Un jeune Ollioulais, Aubin Chevillard, vice champion du monde en street workout

Aubin Chevillard est né en 1998 à Manille Philippines. Ce jeune Ollioulais, fils d’un qui papa également grandi dans la capitale des fleurs. Son goût pour le sport lui est venu à Istanbul en 2012 alors qu’il logeait au consulat de France où travaillait ses parents. C’est en voulant défier son père en traction qu’il a progressé et à vite dépasser son concurrent. À son retour en France en 2016 il est inscrit à la fac de Clermont pour effectuer une paces.

Il se rapproche très vite du club local le Vulcan street workout et des surnoms lui sont attribués tels que “la Bête”, “la machine” ou autres… À son retour de Clermont il s’entraîne avec des pratiquants de ce sport à Toulon sur la plage du Mourillon, à Marseille plage du Prado, la Ciotat et chez lui où il a aménagé une salle de sport.
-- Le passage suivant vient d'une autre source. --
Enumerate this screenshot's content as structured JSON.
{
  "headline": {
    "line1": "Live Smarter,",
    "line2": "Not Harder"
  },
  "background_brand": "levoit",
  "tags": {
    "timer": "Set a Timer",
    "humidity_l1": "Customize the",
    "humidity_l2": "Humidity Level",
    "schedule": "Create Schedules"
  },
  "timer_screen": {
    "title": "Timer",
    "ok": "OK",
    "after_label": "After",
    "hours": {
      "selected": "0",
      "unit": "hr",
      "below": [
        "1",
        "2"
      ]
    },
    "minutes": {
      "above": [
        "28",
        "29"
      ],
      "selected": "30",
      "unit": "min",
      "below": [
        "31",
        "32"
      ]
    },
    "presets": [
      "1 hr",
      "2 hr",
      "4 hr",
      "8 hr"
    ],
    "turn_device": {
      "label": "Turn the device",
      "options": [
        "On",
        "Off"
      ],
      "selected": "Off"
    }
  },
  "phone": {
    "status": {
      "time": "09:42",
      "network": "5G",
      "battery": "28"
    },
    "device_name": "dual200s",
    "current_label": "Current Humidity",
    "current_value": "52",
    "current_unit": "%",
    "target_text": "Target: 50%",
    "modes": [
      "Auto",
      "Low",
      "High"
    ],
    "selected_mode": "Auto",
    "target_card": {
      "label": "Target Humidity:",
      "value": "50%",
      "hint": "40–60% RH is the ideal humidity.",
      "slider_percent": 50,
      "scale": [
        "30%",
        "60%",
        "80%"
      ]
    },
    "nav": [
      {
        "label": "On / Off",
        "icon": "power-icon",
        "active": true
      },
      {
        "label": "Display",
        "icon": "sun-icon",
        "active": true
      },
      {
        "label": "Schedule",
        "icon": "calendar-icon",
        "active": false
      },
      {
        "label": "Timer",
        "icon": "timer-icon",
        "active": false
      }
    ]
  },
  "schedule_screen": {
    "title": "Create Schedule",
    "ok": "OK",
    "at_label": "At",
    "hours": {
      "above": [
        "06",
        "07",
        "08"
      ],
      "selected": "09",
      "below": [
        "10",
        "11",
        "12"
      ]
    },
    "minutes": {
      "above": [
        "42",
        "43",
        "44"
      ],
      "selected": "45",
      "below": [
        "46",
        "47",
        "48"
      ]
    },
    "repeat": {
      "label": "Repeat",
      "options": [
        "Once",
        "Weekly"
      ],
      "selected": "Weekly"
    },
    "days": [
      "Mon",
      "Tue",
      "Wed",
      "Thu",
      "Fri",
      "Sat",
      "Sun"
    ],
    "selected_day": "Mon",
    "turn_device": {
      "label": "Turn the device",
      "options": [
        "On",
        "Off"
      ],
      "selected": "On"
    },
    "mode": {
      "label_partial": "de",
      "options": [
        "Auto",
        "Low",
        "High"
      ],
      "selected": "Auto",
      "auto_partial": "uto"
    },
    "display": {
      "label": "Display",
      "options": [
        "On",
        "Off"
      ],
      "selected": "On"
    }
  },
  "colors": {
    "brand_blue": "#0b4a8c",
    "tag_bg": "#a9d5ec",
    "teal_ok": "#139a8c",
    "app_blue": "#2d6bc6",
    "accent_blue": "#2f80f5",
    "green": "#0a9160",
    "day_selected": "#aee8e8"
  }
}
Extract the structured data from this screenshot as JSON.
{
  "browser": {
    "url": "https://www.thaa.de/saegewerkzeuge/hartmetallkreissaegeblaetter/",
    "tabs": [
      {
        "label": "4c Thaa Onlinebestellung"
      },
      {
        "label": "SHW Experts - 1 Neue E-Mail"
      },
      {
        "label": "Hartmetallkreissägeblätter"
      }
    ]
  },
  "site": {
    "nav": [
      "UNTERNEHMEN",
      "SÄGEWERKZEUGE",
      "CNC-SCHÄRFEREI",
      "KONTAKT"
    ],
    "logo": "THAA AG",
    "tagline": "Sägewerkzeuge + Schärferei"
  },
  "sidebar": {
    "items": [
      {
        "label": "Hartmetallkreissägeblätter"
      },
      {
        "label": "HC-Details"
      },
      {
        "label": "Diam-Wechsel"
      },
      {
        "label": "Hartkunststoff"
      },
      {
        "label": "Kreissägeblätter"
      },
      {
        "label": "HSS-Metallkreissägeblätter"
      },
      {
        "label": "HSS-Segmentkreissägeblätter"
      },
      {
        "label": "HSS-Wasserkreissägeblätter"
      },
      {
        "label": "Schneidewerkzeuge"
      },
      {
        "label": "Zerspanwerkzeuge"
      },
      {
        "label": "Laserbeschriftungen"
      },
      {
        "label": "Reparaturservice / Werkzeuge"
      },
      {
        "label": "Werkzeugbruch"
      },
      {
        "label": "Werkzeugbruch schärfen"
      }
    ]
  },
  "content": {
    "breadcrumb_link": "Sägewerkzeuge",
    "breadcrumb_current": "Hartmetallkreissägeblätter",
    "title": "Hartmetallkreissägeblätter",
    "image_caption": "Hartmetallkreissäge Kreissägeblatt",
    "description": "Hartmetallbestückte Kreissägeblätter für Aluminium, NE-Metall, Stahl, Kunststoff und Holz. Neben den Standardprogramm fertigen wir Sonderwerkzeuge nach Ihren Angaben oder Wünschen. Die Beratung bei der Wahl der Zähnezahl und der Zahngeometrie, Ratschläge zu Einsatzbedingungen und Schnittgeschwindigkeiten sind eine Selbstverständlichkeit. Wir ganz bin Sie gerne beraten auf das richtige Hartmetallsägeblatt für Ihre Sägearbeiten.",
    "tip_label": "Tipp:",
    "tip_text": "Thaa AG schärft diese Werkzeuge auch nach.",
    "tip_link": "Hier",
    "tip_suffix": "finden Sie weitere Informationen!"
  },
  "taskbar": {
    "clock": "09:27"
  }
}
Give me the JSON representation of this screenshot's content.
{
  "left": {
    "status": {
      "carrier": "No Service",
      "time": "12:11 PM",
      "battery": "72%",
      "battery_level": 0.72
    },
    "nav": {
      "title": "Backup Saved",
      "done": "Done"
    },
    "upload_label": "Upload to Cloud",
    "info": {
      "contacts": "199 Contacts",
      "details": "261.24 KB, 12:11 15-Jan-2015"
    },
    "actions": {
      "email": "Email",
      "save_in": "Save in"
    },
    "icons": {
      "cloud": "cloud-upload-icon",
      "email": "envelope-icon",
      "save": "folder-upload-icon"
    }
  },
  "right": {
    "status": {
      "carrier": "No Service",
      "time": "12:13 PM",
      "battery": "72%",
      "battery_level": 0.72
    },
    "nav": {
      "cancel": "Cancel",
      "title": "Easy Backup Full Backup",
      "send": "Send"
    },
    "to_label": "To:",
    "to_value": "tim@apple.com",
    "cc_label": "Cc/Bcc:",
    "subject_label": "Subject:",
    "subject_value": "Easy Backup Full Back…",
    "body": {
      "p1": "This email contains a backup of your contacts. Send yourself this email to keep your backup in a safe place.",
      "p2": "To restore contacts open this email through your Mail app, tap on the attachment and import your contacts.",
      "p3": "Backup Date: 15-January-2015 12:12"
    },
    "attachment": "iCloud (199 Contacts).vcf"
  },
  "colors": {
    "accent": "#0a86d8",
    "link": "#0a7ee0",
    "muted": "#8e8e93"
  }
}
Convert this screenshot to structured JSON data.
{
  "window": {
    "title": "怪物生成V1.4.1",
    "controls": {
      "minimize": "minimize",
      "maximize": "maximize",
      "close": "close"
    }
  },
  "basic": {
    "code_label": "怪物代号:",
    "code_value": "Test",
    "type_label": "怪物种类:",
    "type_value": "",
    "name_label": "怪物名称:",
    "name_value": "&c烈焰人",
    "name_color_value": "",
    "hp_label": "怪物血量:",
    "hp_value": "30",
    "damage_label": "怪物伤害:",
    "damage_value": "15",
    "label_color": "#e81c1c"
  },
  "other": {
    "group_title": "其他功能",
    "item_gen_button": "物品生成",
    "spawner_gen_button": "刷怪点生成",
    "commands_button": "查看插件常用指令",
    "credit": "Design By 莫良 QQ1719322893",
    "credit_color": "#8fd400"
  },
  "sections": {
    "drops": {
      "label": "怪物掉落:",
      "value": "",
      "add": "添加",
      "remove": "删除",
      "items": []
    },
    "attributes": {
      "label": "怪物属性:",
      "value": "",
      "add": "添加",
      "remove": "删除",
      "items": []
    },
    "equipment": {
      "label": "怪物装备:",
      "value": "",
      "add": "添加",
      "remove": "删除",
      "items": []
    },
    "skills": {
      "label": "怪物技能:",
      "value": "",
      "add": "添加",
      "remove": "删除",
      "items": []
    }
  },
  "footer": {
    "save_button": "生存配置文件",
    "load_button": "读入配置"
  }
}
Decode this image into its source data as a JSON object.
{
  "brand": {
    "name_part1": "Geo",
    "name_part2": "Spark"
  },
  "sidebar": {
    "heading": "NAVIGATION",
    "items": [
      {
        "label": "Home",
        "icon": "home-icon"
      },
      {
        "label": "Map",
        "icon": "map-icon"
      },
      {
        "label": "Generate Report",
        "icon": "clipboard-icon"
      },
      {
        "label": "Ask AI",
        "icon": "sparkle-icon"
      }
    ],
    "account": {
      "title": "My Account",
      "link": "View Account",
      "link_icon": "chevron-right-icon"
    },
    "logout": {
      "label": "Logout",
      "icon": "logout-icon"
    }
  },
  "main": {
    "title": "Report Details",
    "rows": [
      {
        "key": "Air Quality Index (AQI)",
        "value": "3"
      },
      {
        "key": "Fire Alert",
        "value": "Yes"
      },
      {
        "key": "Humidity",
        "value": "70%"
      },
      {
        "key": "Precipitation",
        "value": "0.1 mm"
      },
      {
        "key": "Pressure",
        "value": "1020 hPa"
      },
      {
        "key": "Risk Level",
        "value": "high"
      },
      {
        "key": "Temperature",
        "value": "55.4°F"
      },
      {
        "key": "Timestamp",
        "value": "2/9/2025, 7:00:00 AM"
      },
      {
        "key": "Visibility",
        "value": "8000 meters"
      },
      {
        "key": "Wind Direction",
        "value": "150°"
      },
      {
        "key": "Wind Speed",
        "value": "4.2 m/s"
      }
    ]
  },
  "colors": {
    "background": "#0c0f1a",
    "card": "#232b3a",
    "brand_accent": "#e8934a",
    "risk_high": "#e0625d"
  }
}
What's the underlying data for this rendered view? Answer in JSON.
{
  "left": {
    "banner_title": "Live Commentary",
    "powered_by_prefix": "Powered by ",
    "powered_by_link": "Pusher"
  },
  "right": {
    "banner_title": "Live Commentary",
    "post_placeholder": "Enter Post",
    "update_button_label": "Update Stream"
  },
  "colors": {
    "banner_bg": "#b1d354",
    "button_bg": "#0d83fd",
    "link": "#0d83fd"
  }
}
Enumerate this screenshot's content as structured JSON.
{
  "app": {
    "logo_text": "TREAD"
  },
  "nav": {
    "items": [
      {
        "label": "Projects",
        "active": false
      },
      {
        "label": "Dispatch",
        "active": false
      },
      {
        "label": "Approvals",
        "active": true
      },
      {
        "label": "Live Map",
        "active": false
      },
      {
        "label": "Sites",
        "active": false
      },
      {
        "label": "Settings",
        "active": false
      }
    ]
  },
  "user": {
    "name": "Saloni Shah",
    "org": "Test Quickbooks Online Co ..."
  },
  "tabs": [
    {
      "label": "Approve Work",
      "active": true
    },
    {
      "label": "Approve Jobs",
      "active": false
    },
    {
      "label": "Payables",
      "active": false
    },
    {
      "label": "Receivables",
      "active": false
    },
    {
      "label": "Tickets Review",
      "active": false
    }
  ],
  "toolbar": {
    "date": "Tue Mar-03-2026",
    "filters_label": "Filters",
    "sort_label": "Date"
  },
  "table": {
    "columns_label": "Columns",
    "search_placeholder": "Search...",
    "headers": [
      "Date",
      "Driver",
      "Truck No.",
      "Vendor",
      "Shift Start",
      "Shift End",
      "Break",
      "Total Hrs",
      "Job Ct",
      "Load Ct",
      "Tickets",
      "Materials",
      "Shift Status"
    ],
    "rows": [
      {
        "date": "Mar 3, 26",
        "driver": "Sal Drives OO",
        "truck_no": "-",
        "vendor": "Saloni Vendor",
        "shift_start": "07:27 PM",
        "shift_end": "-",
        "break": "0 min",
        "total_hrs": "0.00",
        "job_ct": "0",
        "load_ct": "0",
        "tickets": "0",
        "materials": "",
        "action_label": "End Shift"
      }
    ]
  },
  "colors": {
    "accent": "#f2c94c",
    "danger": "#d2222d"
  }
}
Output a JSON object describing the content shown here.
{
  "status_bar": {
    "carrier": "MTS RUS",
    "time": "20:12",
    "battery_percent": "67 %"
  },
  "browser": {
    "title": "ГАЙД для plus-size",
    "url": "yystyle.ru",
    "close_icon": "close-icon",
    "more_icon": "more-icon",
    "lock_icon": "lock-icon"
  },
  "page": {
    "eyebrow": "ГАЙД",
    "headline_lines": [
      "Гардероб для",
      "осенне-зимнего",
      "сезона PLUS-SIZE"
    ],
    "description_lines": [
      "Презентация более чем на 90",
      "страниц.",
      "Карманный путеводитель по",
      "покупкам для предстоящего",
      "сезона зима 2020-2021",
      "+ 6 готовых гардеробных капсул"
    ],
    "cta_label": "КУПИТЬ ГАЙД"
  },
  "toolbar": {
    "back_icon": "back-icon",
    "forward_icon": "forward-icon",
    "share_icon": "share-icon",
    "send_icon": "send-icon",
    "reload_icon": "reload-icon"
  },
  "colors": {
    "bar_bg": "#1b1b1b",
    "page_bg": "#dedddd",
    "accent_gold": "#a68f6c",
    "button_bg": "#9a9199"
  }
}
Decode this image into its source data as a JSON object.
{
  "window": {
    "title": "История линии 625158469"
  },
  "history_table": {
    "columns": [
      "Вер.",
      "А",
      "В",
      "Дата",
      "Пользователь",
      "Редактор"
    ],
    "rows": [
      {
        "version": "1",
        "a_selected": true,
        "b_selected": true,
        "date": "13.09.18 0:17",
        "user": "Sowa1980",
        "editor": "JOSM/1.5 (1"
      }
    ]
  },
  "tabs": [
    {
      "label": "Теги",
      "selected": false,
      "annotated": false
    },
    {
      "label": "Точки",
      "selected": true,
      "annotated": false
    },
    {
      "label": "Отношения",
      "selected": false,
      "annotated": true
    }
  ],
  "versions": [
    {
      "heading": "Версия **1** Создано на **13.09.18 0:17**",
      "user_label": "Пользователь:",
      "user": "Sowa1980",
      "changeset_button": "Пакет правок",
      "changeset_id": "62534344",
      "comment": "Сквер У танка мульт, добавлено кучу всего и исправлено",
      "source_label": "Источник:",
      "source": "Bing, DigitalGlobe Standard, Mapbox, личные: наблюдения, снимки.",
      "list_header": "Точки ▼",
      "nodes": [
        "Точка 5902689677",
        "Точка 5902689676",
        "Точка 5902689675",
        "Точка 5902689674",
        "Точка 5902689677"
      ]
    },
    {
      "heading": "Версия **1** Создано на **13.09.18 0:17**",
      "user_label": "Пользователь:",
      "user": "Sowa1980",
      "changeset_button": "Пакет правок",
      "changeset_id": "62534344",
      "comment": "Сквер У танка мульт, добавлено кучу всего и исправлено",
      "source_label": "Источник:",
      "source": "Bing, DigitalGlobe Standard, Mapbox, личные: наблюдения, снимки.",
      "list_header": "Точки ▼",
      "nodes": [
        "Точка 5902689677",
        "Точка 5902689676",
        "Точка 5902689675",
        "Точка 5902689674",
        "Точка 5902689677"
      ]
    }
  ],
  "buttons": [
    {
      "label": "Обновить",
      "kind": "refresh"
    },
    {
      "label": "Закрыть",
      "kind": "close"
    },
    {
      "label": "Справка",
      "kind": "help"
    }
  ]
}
Ce sport étant partagé sur les réseaux sociaux par les pratiquants à travers la France et même le monde, il est  recruté au mois d’avril par un club de la région parisienne le swat Team qui est installé à Villepinte avec pour objectif de le faire participer aux championnats du Monde, moins de 80 kg, qui se sont déroulés à Kiev le 24 août dernier. Ce club représentait la France.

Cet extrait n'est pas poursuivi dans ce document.